Il lui tendit alors un parchemin jauni, scellé du sceau de la Haute Autorité du Royaume, et lui confia trois secrets aussi simples que des comptines :

  • « Lorsque le prince est éveillé, dépose-le sur le ventre, comme un petit explorateur. Il découvrira le monde à quatre pattes et son cou se forgera comme l'acier sous le marteau. »
  • « Varie ses horizons : à gauche, un hochet qui brille ; à droite, une chanson qui danse. Son crâne suivra ses rêves, pas vos angoisses. »
  • « Fuis les transats et les corsets de tissu qui l’enchaînent comme un prisonnier. Laisse la nature et le mouvement accomplir leur magie. »

« La peur est un mauvais conseiller, mais le temps est un allié patient. » Federico Di Rocco

Manon jeta le casque de quatre mille pièces d’or dans la rivière, où il coula comme une pierre. Puis, elle suivit les conseils du sage.

Elle joua avec Naël, le fit rouler sur l’herbe comme un tonneau de rires et lui tourna doucement la tête vers les nuages durant ses siestes. Elle l'emmena même chez un humble rebouteur pour dénouer un torticolis tenace.

Les lunes passèrent. Et, comme par enchantement, à mesure que Naël apprenait à s'asseoir comme un roi sur son trône, à ramper comme un renard rusé, puis à courir après les papillons, la magie opéra.

Le galet aplati redevint une colline parfaitement ronde, douce et harmonieuse, sans qu’il ait fallu le contraindre.

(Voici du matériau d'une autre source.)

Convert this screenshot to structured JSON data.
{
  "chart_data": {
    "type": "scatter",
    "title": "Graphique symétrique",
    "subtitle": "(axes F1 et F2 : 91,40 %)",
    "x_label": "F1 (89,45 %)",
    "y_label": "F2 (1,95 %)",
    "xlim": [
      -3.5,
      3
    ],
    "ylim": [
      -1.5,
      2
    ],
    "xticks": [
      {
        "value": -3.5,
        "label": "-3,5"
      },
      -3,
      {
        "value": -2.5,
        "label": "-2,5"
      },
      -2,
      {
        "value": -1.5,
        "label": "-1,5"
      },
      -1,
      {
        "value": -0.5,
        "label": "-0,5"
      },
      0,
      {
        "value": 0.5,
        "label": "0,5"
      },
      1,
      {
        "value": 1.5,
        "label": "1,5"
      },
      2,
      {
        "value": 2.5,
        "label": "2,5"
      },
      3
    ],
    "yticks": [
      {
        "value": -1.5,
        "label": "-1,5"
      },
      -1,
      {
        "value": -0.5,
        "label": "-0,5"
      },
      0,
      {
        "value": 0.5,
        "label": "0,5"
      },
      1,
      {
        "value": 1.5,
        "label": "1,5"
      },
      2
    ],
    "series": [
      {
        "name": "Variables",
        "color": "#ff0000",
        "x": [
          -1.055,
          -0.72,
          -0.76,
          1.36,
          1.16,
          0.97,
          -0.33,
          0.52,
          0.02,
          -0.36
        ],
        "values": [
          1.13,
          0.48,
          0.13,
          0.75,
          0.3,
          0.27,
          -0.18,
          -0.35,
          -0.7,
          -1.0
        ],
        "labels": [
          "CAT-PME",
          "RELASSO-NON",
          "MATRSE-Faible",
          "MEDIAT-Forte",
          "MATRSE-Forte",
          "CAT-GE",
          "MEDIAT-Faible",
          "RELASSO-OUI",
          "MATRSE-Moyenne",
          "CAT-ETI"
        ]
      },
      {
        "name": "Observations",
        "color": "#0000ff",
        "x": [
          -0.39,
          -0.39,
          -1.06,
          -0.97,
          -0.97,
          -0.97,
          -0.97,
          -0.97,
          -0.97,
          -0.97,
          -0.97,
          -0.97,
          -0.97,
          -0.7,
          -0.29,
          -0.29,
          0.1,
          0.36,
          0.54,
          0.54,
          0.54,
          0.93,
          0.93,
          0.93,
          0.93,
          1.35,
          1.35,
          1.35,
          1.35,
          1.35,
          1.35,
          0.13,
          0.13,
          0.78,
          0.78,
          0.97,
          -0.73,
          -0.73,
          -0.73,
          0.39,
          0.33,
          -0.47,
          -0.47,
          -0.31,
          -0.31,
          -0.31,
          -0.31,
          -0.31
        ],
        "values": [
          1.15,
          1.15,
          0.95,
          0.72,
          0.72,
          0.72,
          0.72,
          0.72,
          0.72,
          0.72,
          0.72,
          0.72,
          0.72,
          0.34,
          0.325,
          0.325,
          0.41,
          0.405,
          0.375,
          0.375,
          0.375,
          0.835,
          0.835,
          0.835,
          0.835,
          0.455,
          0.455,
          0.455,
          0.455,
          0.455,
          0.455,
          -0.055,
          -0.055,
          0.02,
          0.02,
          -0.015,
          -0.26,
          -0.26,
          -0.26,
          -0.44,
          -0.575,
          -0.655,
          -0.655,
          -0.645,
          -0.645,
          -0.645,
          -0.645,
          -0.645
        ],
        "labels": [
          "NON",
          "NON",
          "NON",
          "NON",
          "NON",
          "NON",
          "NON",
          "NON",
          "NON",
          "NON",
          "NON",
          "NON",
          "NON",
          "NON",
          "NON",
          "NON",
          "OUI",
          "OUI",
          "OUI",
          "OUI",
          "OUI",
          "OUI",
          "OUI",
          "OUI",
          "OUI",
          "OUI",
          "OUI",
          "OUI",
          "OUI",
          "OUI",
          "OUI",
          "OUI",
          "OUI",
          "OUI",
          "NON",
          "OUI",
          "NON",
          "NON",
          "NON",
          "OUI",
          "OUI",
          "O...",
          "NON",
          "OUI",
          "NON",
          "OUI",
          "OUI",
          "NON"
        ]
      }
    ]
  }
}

Un jour, le Grand Guérisseur, de passage au marché, aperçut Naël qui jouait près de la fontaine. Son crâne lisse et rebondi brillait sous le soleil comme une pièce d'or.

« Mais… mais… c’est un miracle ! » balbutia-t-il, les sourcils toujours aussi agités.

Manon sourit en berçant son fils contre elle.« Non, Maître. C’est simplement la sagesse. »

Morale (pour ceux qui veulent bien l’entendre) : parfois, la meilleure armure, c’est de savoir la poser.